Many prescription bottles are made from number 5 plastics. Image by Bob Williams from Pixabay

TerraCycle

The giant in recycling the unrecyclable arena is TerraCycle. This company’s motto is “eliminating the idea of waste” and they have programs that allow you to recycle almost any type of waste.

TerraCycle does not have a recycling program specifically for number 5 plastics, so you’ll have to hunt around their website for the best solution. There are free recycling programs as well as Zero Waste Boxes, which can be filled with plastic and mailed to Terracycle, that you must pay for.

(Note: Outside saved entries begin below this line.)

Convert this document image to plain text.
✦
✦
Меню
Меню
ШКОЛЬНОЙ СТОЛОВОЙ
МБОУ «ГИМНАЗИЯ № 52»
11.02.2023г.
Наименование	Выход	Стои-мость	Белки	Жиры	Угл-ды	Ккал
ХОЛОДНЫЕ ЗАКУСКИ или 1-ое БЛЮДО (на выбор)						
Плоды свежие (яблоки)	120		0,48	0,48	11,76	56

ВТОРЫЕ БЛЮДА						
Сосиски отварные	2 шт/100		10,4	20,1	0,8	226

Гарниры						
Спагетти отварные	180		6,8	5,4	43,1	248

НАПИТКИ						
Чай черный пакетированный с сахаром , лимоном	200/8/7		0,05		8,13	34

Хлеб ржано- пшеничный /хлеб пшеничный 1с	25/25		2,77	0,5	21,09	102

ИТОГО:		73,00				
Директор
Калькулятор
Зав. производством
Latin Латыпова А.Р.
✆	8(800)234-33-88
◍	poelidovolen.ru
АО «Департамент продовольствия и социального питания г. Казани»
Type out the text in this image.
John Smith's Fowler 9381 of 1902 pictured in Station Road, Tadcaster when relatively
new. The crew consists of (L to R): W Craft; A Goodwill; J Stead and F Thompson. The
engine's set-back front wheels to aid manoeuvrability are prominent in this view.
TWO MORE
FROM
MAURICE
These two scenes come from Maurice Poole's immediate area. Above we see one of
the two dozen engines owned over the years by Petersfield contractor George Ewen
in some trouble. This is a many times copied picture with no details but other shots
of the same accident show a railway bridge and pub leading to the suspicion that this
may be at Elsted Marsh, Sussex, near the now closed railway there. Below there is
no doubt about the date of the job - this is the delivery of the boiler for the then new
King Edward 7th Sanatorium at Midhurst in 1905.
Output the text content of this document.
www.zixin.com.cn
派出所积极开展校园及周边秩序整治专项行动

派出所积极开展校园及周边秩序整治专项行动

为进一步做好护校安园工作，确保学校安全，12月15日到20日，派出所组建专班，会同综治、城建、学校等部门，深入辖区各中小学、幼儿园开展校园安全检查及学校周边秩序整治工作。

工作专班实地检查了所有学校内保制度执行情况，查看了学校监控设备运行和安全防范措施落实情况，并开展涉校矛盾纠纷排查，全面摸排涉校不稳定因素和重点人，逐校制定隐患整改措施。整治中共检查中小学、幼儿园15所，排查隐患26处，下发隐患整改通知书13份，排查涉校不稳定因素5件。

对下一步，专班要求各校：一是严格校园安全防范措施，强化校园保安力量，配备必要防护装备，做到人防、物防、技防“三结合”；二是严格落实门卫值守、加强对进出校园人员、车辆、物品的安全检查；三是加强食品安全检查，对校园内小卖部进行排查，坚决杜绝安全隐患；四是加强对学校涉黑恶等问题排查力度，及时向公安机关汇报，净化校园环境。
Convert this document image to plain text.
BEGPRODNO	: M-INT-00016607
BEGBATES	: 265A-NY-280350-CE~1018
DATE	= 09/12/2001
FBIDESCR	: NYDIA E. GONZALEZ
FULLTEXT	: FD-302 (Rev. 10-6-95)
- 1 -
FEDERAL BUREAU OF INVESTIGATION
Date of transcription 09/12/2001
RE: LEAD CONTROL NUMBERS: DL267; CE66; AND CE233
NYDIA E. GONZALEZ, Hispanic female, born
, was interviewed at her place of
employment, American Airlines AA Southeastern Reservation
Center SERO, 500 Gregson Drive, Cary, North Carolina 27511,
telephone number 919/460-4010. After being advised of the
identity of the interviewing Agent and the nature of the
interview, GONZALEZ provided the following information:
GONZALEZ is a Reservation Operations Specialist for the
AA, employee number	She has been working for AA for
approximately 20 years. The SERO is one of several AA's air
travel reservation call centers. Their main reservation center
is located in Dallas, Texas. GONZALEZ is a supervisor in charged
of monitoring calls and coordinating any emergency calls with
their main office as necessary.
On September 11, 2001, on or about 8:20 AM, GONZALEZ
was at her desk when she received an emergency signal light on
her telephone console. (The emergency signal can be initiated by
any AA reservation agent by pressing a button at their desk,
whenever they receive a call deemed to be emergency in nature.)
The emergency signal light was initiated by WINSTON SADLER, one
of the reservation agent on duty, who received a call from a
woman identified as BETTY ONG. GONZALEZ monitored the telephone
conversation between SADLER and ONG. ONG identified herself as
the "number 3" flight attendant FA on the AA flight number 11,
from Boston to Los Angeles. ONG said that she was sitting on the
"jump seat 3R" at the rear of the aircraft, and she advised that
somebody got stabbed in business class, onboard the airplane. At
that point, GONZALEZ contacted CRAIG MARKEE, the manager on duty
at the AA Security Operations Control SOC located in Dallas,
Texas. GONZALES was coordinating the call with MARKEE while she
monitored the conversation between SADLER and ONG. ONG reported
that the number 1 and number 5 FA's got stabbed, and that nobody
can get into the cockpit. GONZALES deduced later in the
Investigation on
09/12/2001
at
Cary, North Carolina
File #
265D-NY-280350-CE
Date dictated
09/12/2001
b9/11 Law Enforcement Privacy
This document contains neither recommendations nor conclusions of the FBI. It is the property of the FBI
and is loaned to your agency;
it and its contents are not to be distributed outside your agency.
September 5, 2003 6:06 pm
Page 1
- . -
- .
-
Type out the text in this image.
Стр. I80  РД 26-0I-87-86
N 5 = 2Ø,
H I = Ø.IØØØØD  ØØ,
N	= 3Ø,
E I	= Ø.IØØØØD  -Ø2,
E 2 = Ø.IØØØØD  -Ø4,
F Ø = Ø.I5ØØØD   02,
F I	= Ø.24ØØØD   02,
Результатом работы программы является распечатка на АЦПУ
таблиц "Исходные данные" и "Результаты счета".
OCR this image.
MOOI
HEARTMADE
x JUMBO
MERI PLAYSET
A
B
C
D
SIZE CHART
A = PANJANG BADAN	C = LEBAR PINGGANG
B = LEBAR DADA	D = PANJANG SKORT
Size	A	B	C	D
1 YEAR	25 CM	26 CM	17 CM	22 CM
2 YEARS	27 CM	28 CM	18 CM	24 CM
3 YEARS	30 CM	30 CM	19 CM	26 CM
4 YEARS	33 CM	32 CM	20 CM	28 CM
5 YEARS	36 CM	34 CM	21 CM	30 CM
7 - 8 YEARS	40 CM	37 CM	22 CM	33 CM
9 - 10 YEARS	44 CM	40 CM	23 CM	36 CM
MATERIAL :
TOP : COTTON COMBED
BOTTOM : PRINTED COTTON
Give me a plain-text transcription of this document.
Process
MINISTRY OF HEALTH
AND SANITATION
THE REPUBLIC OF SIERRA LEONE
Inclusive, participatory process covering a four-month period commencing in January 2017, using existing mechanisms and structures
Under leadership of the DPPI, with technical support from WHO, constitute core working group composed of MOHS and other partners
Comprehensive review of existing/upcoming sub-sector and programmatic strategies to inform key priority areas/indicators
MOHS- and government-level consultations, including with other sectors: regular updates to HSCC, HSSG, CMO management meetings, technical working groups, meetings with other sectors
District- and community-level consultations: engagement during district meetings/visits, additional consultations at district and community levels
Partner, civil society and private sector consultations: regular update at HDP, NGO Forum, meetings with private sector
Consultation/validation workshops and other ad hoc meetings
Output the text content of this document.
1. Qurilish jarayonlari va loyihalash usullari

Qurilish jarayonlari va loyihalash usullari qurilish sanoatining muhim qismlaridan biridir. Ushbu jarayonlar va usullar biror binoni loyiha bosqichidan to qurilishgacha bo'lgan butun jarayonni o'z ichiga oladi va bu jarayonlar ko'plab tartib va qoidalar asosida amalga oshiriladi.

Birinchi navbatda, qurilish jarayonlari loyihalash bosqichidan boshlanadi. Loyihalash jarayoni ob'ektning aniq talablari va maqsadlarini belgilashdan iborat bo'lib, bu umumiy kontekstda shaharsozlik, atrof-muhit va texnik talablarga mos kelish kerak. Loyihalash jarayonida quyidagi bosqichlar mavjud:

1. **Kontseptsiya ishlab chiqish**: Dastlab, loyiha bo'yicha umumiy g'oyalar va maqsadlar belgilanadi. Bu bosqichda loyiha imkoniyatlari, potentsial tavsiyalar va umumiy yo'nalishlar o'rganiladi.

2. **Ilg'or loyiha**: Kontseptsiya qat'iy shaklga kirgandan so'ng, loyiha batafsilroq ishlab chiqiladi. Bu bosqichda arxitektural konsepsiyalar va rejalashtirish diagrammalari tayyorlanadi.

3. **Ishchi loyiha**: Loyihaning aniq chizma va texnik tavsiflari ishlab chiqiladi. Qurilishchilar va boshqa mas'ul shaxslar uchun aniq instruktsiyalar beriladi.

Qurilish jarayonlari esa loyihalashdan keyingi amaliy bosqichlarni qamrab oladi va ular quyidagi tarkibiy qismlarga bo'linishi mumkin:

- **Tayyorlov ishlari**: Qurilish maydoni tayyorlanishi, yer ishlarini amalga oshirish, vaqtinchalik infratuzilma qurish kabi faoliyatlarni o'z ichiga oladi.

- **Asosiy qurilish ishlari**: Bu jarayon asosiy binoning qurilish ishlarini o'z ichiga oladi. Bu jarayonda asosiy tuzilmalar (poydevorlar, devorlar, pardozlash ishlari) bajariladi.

If the bulk of your number 5 plastics come from a specific brand, check to see if there is a Terracycle brigade program available that allows you to recycle the products for free.

Simply keeping plastics separate makes a big difference to the success of the recycling process. Consider ordering a kitchen separation box or boxes for specific items like personal care products, plastic packaging, or vitamin bottles (which also accepts additional medicine packaging) for a not-so-small fee.

Keeping Number 5 Plastics Out of the Trash

We’re experiencing a plastics crisis in the United States and around the world. We encourage you to do what you can to eliminate plastic waste. One good place to start is to avoid plastics, like polypropylene, that can’t be recycled in your normal curbside or drop-off location.

If possible, skip the plastic and buy your yogurt in bulk or in glass containers — or make your own! Order a three-month supply of medicine instead of one, cutting down on packaging while saving a trip to the pharmacy.

You might also consider, Loop, a TerraCycle company that delivers household products and food in reusable containers. When your goods are used up, you send the container back, and they send you a new one. A zero-waste loop! Loop isn’t in every U.S. state yet, but it’s expanding and still adding countries.

Additionally, look for ways to reuse or upcycle your plastic containers. We love the idea of making suncatchers out of clear lids and playing a plastic bottle bowling game. Your number 5 plastic yogurt containers also just make great organizers!

It’s also a good idea to contact the manufacturer of your favorite product and ask them to come up with more earth-friendly packaging. You could even coordinate with the Earth911 community through the Earthling Forum to organize a mass email writing campaign!